Невинный и естественный вопрос мог быть и намёком на общую рассеянность, а отсюда и на незапертую дверь, которую, как я с относительной точностью помнила, я запирала.

— Нет, не забыла, — твёрдо сказала я, снимая часы и встряхивая их.

Горбун с удивлением смотрел на моё бесцеремонное обращение с тонким механизмом, но пробудить их к жизни можно было лишь грубыми методами.

— Может быть, лучше сдать их в починку? — деликатно спросил Дружинин.

— В починку?!

Стоимость моих часов была намного меньше той суммы, которую потребуют теперь в часовой мастерской за то, чтобы вынуть механизм, подержать в спирте и, вложив обратно в корпус, встряхнуть. Но постороннему человеку знать о моих финансовых подсчётах было необязательно, поэтому я смягчила, как могла, свой невольный возглас.

— Их давно пора выкинуть, — горячо сказала я. — Мне нравится в них только браслет, а то бы я давно их заменила.

Горбун взял часы из моих рук и ловко открыл крышку.

— Их надо прочистить, — сказал он. — А так они ещё послужат.

— Конечно, послужат. Ещё внукам в наследство оставлю. Что-что, а часы у нас делают на совесть.

— И даже на экспорт, — добавил Дружинин, заметив на циферблате надпись "Сделано в СССР".

— У нас многое делается на экспорт, — гордо сообщила я.

"Жаль только, что для пользования внутри страны ничего хорошего не делается", — добавила я про себя.

— Здесь рядом мастерская, — заметил горбун. — Мы можем зайти по дороге.

— В другой раз, — отказалась я, забирая свои часы. — Приеду домой и зайду. У нас отличные мастера.

Само собой разумеется, что я не собиралась выполнять своё обещание, так как кроме недостатка средств, я ещё испытывала крайнее недоверие к часовым мастерским. После обращения туда даже в самые благополучные времена часы переставали ходить через неделю. Мне говорили, что существует практика замены хороших деталей на плохие, ну, примерно то же самое, как в телевизионных ателье, так что я, насколько возможно, избегала обращаться к разного рода мастерам.

Дружинин не стал настаивать и молча смотрел, как я застёгиваю замок на браслете.

— Когда я позвонил, Ирина очень волновалась, — сказал он. — Я вызвался разыскать вас.

— Так вы искали меня! — догадалась я. — А почему же прошли мимо?

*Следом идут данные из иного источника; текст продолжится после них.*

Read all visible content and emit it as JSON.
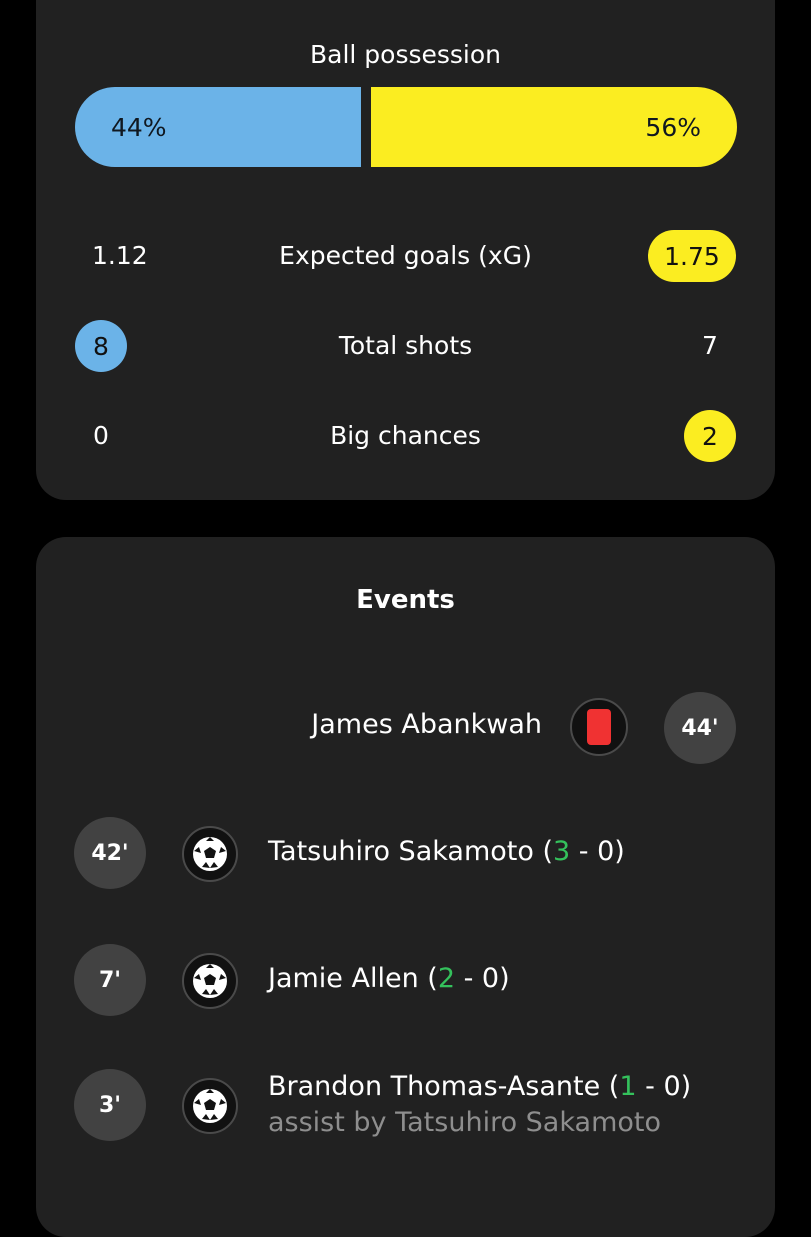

Горбуна тут же очень заинтересовала машина, медленно проезжавшая по дороге. Он отвернулся и сквозь нежную молодую листву стал разглядывать дорогу. Внезапно лицо его напряглось, и я поспешила посмотреть, что он там увидел, но дорога была уже пуста, а Дружинин вновь повернулся ко мне. От его нахмуренного лица мне стало неуютно, и я чуть отодвинулась от него. Горбун взглянул на меня странными глазами, а в это время мимо куста прошли какие-то люди.

— Если Ира волнуется, надо поскорее вернуться, — заметила я, торопливо вставая. — Вы пойдёте со мной или останетесь?

— Как скажете, — пробормотал горбун, опуская голову. — Если я вам помешаю, не стесняйтесь, скажите.

Я почувствовала, что обижу его, если откажусь от его общества.

— Ни боже мой! — с живостью сказала я.

Дружинин встрепенулся и вопросительно взглянул на меня.

— Явно из классики.

— Когда же нет, — согласилась я.

— Это не из "Мёртвого озера". Что вы читаете?

— Отгадайте.

— Скажите что-нибудь ещё.

— "Какую я сегодня кулебяку ел, господа, просто объяденье!", "Бери пистолет, а то я убью тебя стулом", "Перед смертью попробуем спрятаться за печку".

Горбун рассмеялся.

— Островский. "Бешеные деньги", — определил он.

— Святая правда. Так мы идём или нет?

— Разве вам здесь не нравится? — спросил мой непостоянный спутник. — Зачем уходить?

— А говорят, что только женщины полны противоречий! — воскликнула я. — Вы же меня убить хотели за то, что я ненадолго задержалась, а теперь сами убеждаете остаться. Как это понимать, Леонид?

— Я не убеждаю, а предлагаю, — поправил меня горбун. — Здесь прекрасно, а десять минут роли не играют. Поговорим лучше об Островском. Я задумал перевести две-три его пьесы на датский, но не знаю, как к ним подступиться. "Ни боже мой", "когда же нет" любого переводчика сведут с ума.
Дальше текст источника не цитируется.